As in the earlier stages of the Cold War, and despite
President Carter's short-lived efforts to modify it, U.S. policy in Central
America during the 1980s was based upon supporting the status-quo arrangements--alliances
of military and business interests with powerful friends in Washington--that
historically had dominated these lands. The Reagan administration considered
any political movement that challenged these interests in any way to be
communist, and therefore to be tools of the Soviet Union. In Nicaragua,
the leftist Sandinista movement overthrew a corrupt and oppressive
regime ruled by Anastasio Somoza, a longtime U.S. ally, in 1979. In El
Salvador, an armed rebellion inspired both by Sandinista success and by
the Catholic "liberation theology" movement threatened the existing regime.
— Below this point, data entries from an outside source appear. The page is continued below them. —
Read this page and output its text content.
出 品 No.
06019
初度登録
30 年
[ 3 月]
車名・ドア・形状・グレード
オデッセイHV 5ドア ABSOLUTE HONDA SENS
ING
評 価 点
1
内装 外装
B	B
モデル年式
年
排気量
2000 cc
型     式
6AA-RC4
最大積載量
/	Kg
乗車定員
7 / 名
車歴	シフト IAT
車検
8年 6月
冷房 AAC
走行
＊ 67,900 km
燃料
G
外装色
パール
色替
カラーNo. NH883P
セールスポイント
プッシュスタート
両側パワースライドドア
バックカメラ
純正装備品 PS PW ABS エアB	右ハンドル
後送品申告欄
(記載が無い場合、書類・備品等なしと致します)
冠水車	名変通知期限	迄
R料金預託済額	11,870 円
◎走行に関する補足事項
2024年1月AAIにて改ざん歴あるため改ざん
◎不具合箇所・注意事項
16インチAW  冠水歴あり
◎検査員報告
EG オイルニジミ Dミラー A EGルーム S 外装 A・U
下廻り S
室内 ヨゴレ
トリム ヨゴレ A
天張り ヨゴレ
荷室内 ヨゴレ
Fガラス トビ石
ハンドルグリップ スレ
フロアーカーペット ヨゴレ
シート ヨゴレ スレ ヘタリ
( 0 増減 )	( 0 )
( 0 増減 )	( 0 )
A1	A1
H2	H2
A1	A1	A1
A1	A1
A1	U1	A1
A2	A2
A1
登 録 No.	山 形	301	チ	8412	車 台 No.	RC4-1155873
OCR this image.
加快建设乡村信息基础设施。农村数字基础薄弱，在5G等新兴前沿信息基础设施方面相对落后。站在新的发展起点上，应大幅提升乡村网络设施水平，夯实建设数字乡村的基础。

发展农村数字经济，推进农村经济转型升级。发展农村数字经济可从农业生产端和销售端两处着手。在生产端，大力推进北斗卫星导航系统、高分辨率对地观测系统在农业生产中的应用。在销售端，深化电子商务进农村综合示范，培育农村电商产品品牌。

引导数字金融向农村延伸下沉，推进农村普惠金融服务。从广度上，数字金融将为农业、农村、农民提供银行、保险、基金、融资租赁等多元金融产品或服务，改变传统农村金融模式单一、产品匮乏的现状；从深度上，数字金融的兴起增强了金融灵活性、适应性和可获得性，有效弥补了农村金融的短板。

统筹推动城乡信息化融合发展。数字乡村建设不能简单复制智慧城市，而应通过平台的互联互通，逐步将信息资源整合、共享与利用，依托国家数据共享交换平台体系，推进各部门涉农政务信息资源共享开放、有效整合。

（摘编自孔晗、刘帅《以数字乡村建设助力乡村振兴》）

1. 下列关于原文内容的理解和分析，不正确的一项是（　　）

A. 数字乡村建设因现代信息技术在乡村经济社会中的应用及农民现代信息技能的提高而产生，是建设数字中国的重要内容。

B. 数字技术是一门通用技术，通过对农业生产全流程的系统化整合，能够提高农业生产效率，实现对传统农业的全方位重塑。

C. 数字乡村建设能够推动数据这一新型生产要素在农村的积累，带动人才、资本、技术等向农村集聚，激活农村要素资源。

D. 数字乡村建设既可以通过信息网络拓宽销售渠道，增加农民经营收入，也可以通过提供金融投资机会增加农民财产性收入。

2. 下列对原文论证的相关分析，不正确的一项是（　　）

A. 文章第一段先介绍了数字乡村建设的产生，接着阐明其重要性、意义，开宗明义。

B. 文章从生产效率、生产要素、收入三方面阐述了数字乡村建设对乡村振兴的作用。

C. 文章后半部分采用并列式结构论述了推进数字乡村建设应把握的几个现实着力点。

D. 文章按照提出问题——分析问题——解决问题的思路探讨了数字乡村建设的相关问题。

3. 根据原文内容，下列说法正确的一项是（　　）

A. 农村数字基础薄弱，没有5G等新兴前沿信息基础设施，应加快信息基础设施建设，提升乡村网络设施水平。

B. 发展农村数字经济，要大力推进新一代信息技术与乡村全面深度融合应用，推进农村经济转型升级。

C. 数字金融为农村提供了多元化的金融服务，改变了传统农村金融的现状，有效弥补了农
To understand the origins of this movement, see "On
the Development of Peoples" (Document 10-28), a 1967 statement
(or "encyclical") by Pope Paul VI. The 1980 murder of Salvadoran Archbishop
Oscar Romero (Document 10-29), the most prominent Central American
spokesman for "liberation theology", was a key event. Reagan's government
responded to the upheaval in Central America with billions in money and
weapons and logistical support aimed at overthrowing the Sandinista regime
and beating back the Salvadoran revolutionaries. This 1985
Reagan Speech (Document 10-30) clearly articulates the ideological
basis of his policies. Much less clear at the time were the methods used
to carry out those policies. The most notorious became known as the Iran-Contra
Scandal (Document 10-31), a scheme carried out by a U.S. Marine colonel
and national security functionary named Oliver North, who illegally sold
weapons to Iran (in 1985, like today, a mortal American enemy) and secretly funnelled Iranian money to the Nicaraguan "Contras," the U.S.-backed insurgency
fighting the Sandinistas. Thanks to Declassified
Documents and Investigative Journalism (Document 10-32), we now
know that the Reagan administration pursued its "freedom-fighting" policies
in Central America with the help of dictators and drug traffickers such
as Panama's Manuel Noriega, who was later removed from power by
an American invasion in 1989 when Cold War conflicts had diminished and he was
no longer useful to American policy. As the Cold War wound to an end after 1989,
Latin American conflicts in general--like civil conflicts in Africa and
Asia--attracted much less attention in Washington. With supremacy over
a collapsing Soviet Union no longer at stake, most Americans and their
elected leaders essentially lost interest in the rest of the world. That disinterest
lasted throughout most of the 1990s, until Americans were shocked into
a new recognition of global interactions again on September 11, 2001.